Cesarean delivery is lifesaving for obstructed labor and other emergency obstetrical conditions; however, as a surgical procedure, there are risks of complications and overuse can be harmful to both mothers and newborns. Based on older analyses, the WHO recommends that cesarean delivery rates should not exceed 10 to 15 per 100 live births to optimize maternal and neonatal (birth to four weeks) outcomes. Studies of the relationship between cesarean delivery rate and mortality have yielded inconsistent results.

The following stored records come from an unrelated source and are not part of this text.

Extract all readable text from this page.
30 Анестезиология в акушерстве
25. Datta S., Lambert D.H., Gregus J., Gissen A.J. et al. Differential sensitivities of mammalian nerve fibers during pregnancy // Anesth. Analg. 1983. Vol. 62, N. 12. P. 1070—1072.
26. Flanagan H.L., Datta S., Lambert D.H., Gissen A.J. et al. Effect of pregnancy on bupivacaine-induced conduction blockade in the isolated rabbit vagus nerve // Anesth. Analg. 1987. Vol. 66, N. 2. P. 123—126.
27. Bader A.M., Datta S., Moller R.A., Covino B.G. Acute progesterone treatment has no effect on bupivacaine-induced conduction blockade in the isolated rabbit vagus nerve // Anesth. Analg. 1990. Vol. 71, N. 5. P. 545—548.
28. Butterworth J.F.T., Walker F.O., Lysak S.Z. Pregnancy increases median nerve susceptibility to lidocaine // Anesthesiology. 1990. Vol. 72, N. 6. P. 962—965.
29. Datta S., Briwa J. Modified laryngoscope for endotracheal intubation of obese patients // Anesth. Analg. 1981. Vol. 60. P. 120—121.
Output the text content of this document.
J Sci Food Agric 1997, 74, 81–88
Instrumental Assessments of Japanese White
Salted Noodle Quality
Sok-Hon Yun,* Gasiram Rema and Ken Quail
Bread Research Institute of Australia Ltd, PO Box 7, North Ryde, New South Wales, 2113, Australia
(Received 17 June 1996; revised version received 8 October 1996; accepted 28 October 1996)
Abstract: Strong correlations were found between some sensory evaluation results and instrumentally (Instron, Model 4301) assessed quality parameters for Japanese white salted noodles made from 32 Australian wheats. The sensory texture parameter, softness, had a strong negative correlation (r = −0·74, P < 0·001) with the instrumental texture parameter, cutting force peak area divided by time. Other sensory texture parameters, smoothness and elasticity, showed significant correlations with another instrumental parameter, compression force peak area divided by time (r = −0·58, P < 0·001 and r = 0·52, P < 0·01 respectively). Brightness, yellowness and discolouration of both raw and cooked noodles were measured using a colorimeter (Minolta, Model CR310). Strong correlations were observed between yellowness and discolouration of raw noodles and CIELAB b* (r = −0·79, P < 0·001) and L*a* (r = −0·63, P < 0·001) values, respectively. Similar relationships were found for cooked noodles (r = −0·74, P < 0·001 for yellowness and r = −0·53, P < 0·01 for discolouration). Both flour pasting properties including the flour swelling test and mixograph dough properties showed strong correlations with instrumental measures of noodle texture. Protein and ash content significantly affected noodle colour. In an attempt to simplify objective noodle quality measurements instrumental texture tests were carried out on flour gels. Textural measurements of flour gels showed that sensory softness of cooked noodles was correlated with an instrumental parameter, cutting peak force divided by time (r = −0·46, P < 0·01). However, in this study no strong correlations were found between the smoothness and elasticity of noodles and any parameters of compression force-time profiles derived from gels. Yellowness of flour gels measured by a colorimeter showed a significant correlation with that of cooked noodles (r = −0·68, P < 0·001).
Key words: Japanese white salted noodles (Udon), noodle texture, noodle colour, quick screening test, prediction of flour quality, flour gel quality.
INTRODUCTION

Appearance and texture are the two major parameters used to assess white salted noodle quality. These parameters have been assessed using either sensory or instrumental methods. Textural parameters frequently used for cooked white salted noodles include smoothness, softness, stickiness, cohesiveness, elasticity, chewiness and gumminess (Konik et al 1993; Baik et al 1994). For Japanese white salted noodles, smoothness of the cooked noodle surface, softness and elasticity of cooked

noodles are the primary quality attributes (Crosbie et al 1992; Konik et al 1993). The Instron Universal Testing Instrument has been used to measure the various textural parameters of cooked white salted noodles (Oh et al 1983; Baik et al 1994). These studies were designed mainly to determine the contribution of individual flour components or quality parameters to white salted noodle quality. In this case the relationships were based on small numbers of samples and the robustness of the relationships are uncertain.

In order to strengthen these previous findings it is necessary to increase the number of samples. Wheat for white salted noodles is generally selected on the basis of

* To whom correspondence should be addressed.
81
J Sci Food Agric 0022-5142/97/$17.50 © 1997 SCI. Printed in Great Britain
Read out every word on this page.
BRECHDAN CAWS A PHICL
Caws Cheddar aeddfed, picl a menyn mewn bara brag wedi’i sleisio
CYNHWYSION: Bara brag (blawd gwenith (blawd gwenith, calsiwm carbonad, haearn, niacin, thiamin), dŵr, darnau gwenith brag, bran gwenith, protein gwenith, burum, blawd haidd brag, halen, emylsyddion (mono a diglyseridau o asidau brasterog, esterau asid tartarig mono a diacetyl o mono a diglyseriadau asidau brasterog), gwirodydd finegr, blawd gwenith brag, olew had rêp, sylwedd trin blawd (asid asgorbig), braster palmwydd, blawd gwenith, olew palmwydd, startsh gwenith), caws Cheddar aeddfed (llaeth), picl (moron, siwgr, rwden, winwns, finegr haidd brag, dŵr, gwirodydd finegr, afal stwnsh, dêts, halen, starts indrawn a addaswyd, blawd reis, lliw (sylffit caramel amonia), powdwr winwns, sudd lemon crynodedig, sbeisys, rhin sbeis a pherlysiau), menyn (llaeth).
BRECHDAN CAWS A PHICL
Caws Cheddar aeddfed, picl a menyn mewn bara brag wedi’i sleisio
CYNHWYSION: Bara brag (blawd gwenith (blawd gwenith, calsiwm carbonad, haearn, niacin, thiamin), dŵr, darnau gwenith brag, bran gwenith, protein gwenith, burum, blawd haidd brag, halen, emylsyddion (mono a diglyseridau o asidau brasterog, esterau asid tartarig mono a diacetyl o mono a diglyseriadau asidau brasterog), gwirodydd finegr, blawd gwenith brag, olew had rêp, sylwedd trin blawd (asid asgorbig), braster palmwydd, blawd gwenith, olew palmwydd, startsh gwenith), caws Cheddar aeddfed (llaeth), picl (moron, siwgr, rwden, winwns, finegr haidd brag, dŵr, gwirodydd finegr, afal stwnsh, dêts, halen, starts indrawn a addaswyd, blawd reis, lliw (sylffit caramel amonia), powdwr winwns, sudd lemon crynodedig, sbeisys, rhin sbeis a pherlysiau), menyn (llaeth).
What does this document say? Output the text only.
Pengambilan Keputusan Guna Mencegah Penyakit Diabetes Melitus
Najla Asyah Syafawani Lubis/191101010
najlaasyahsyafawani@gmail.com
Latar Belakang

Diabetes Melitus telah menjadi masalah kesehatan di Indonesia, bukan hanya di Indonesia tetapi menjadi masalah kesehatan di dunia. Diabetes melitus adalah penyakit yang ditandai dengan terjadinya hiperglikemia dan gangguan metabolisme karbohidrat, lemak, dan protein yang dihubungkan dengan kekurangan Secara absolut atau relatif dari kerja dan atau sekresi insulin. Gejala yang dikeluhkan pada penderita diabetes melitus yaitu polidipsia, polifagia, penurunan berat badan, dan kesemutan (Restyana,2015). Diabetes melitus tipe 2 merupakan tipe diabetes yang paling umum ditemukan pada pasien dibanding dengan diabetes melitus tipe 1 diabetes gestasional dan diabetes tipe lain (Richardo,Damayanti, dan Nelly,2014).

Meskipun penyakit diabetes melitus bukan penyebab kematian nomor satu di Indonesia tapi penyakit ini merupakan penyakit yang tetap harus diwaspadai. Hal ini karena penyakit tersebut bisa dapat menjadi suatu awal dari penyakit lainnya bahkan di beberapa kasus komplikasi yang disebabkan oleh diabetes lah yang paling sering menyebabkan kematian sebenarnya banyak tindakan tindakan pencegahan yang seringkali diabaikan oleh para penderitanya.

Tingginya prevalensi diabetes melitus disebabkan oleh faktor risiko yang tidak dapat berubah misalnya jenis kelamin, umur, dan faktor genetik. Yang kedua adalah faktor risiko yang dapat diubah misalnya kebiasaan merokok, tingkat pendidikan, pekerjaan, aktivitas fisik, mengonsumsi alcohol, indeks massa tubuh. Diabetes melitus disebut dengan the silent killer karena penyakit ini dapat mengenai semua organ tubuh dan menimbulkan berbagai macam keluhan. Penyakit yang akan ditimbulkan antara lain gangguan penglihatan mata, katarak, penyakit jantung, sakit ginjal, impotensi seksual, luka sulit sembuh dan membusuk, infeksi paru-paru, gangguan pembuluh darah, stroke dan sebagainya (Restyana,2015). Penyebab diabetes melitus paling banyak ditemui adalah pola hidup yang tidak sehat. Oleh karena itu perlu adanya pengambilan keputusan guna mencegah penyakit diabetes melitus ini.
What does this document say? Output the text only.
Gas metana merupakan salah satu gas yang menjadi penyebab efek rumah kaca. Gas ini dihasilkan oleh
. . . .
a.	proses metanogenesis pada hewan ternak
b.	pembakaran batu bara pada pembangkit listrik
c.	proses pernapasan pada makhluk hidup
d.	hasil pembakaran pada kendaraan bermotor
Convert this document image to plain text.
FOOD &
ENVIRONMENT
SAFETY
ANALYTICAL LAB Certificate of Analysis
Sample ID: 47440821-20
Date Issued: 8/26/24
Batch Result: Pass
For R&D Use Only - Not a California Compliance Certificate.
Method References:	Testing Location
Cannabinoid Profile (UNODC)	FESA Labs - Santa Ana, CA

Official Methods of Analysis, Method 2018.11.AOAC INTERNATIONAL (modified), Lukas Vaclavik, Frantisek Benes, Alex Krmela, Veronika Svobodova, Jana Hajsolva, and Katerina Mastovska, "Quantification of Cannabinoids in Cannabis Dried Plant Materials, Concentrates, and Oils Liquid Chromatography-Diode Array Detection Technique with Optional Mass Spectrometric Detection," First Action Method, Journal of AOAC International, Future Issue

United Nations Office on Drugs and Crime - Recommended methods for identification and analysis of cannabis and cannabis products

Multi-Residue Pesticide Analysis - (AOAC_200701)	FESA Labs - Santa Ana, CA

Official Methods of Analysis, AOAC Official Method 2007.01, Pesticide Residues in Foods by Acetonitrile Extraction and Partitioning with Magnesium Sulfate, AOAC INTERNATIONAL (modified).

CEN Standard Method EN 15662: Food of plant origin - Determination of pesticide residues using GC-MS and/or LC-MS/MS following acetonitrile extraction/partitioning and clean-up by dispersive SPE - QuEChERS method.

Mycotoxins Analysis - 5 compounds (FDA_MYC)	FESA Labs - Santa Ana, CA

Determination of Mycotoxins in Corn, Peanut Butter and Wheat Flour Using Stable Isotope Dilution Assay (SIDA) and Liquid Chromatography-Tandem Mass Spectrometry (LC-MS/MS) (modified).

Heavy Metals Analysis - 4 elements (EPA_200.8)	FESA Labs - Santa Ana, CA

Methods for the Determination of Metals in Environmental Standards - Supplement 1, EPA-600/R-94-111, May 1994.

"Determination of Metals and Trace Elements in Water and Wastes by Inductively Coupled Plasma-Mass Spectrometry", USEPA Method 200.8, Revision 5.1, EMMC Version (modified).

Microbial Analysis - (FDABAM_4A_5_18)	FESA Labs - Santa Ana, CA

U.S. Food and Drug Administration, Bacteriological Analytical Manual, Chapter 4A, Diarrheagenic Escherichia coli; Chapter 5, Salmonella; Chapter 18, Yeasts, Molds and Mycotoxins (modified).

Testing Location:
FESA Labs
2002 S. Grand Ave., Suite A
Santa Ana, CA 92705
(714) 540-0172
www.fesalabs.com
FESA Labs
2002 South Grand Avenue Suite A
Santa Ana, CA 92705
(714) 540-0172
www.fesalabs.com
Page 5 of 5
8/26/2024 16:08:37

In this study, the researchers found that the estimated global number of cesarean deliveries for 2012 was 22.9 million, yielding a global cesarean delivery rate estimate of 19.4 per 100 live births. Analysis indicated that the optimal cesarean delivery rate in relation to maternal and neonatal mortality was approximately 19 cesarean deliveries per 100 live births. Higher cesarean delivery rates were not correlated with maternal or neonatal mortality at a country level. A sensitivity analysis including only 76 countries with the highest-quality cesarean delivery rate information had a similar result; cesarean delivery rates greater than 6.9 to 20.1 per 100 live births were inversely correlated with the maternal mortality ratio. Cesarean delivery rates of 12.6 to 24.0 were inversely correlated with neonatal mortality.
“Previously recommended national target rates for cesarean deliveries may be too low,” the authors write.